Terms for new SSDAB radio multiplexes agreed
Small-Scale DAB multiplex operators will need to reserve space for community radio stations under new framework set out by the government.
Ofcom will be creating a new category of licence for community radio stations – the C-DSP, (Community – Digital Sound Programme) which will help them go live on a SSDAB multiplex.
Companies who win an SSDAB licence in the upcoming rounds will have to make a certain proportion of capacity available to C-DSP licence holders.
The information on the new rules comes as the Government publishes responses to the Small Scale DAB Licensing consultation.
In it, we see that the BBC indicated that it did not expect to take capacity on any small-scale multiplexes or hold any licences, but will be allowed to take carriage if required.
Global and Bauer would prefer to see the existing national and local multiplex operators not involved, or at least limited, in the small-scale radio multiplex tier, whereas Wireless Group said it wanted greater flexibility in order to be involved in setting up small-scale multiplexes in areas covered by their subsidiary local FM services.

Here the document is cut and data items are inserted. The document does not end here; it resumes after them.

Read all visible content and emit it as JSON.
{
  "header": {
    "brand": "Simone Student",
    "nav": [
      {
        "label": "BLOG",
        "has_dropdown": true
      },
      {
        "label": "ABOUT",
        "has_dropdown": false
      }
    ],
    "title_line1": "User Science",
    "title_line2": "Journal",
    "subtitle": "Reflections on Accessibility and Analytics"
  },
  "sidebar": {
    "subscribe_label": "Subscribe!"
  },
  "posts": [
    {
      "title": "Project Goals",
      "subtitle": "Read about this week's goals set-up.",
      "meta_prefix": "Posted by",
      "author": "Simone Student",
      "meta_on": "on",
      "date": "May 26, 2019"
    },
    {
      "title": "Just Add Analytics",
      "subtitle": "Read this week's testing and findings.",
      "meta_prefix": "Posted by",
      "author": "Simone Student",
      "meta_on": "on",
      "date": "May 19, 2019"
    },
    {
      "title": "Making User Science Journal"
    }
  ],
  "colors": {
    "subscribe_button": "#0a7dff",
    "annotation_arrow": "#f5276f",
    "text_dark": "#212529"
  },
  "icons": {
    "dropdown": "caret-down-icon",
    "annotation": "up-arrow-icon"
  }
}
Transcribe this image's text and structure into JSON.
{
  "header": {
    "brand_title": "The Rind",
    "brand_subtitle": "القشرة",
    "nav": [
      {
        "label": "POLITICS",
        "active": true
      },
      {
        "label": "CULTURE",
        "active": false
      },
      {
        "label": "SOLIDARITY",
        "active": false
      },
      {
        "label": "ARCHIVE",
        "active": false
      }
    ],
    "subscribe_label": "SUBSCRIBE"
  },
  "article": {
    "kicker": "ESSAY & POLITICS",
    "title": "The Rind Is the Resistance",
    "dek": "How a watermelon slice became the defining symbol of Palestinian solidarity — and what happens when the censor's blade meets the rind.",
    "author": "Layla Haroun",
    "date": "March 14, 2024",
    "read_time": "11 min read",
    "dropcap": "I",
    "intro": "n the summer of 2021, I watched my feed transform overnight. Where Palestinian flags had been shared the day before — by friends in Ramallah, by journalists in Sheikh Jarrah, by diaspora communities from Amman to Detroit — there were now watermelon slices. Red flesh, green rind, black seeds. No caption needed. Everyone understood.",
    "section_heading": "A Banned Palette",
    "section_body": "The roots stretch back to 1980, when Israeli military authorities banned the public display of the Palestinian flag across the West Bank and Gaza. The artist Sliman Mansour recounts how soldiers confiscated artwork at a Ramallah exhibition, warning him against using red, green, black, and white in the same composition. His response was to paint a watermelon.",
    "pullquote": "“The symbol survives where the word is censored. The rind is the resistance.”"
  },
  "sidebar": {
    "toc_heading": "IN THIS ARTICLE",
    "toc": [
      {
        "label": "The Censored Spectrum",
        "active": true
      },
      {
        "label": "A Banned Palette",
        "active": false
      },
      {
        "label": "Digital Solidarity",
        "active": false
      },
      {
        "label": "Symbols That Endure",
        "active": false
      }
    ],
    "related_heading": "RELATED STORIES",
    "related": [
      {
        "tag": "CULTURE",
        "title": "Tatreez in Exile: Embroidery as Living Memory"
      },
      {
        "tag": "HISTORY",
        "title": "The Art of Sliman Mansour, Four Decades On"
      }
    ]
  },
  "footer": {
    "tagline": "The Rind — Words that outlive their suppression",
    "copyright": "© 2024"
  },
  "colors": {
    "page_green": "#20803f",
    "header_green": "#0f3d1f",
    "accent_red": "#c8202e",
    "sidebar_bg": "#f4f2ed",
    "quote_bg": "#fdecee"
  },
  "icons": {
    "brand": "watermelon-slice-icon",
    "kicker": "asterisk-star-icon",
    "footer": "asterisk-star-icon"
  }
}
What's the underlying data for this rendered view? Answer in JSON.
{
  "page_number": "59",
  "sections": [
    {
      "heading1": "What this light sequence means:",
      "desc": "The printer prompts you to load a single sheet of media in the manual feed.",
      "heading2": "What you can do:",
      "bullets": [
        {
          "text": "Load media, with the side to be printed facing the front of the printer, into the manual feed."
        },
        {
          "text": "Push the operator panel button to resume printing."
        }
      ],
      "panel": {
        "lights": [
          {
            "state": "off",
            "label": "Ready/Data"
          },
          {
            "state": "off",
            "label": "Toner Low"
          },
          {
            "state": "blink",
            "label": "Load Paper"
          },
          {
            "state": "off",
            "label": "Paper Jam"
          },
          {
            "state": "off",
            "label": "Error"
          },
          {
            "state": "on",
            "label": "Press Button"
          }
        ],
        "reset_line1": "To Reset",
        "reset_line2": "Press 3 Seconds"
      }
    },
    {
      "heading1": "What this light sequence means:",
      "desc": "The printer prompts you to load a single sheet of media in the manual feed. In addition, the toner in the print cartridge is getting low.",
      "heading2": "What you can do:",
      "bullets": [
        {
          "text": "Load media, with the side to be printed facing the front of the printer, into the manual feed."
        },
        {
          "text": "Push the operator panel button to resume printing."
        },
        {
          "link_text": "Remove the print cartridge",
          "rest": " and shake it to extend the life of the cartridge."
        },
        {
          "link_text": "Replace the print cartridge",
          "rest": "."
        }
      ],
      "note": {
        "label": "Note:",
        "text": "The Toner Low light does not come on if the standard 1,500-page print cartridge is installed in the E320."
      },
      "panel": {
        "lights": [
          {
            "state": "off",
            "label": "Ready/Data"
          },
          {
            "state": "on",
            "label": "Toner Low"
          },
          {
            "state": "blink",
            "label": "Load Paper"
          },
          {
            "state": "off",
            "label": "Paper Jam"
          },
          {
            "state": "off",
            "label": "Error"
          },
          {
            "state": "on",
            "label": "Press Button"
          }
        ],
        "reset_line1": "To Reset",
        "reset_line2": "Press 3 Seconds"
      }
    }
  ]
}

Arqiva said it was primarily concerned about the risk of a national or regional competitor emerging on the small scale multiplex tier through an eligible operator accumulating a large number of licences.
The Community Media Association was in favour of each SSDAB being owned by a single licence holder, and operating under a not-for-profit model.
- Community radio stations on FM cannot operate a commercial service on DAB using the C-DSP licence – it will have the same terms as their FM licence
- the process for awarding C-DSP licences would be relatively simple and low cost
- as per a DSP licence, the C-DSP licence would be indefinite
- there will be a minimum reservation for three community stations in each area
- SSDAB licences will run for seven years, being renewed for a further five, then be re-advertised openly
- National multiplex operators can own no more than 30% of an SSDAB mux, and only have a share of a maximum of six
- Local mux operators can own 50% of an SSDAB mux and have an interest in no more than 25% of the number of SSDAB mux licences in place at a given time
- There’s a 40% upper limit on population of an area already served by an existing local DAB mux, as previously suggested
- Ofcom will need to collate and publish small scale multiplex operators’ rate card fees to avoid operators setting unreasonably high carriage fees
DCMS will now progress work to develop the detail of the new arrangements with a view to seeking legislation when parliamentary time allows. The proposals will require changes to the Broadcasting Act 1990, the Broadcasting Act 1996 and the Communications Act 2003.
Under the Broadcasting (Radio Multiplex Services) Act 2017, these changes can be made by secondary legislation and using powers in s262 of the Communication Act 2003.
In the meantime, DCMS has already asked Ofcom to extend the 10 existing small scale DAB multiplex trial licences (Portsmouth, Aldershot, Brighton & Hove, Bristol, Norfolk, Manchester, Birmingham, Cambridge, Glasgow and London) until 31 March 2020 (with earlier termination provisions if it proves possible to award a new non-trial licence in the same area before this date).
Margot James, Minister for Digital and the Creative Industries, said: “We are breaking down one of the main barriers in the transition of radio from analogue to digital, to secure long-term benefits for the UK’s smaller commercial and community stations and ensure a range of local content for listeners.
“No one should be left behind by technological advances, so as part of our modern Industrial Strategy we will give small and local radio businesses affordable, practical access to digital radio networks to reach new and longstanding audiences.”
Ford Ennals, CEO, Digital Radio UK, said: “We welcome today’s announcement from DCMS supporting the future development and expansion of small-scale DAB. This is good news for radio and good news for listeners as the expansion of small-scale DAB gives listeners a wider range of smaller stations available on DAB and gives small local stations a path to a digital future.
“Following the success of the fantastic range of unique and fresh local commercial and community services in the 10 trial areas we can expect to see many hundreds of local stations joining radio’s digital revolution across the UK.”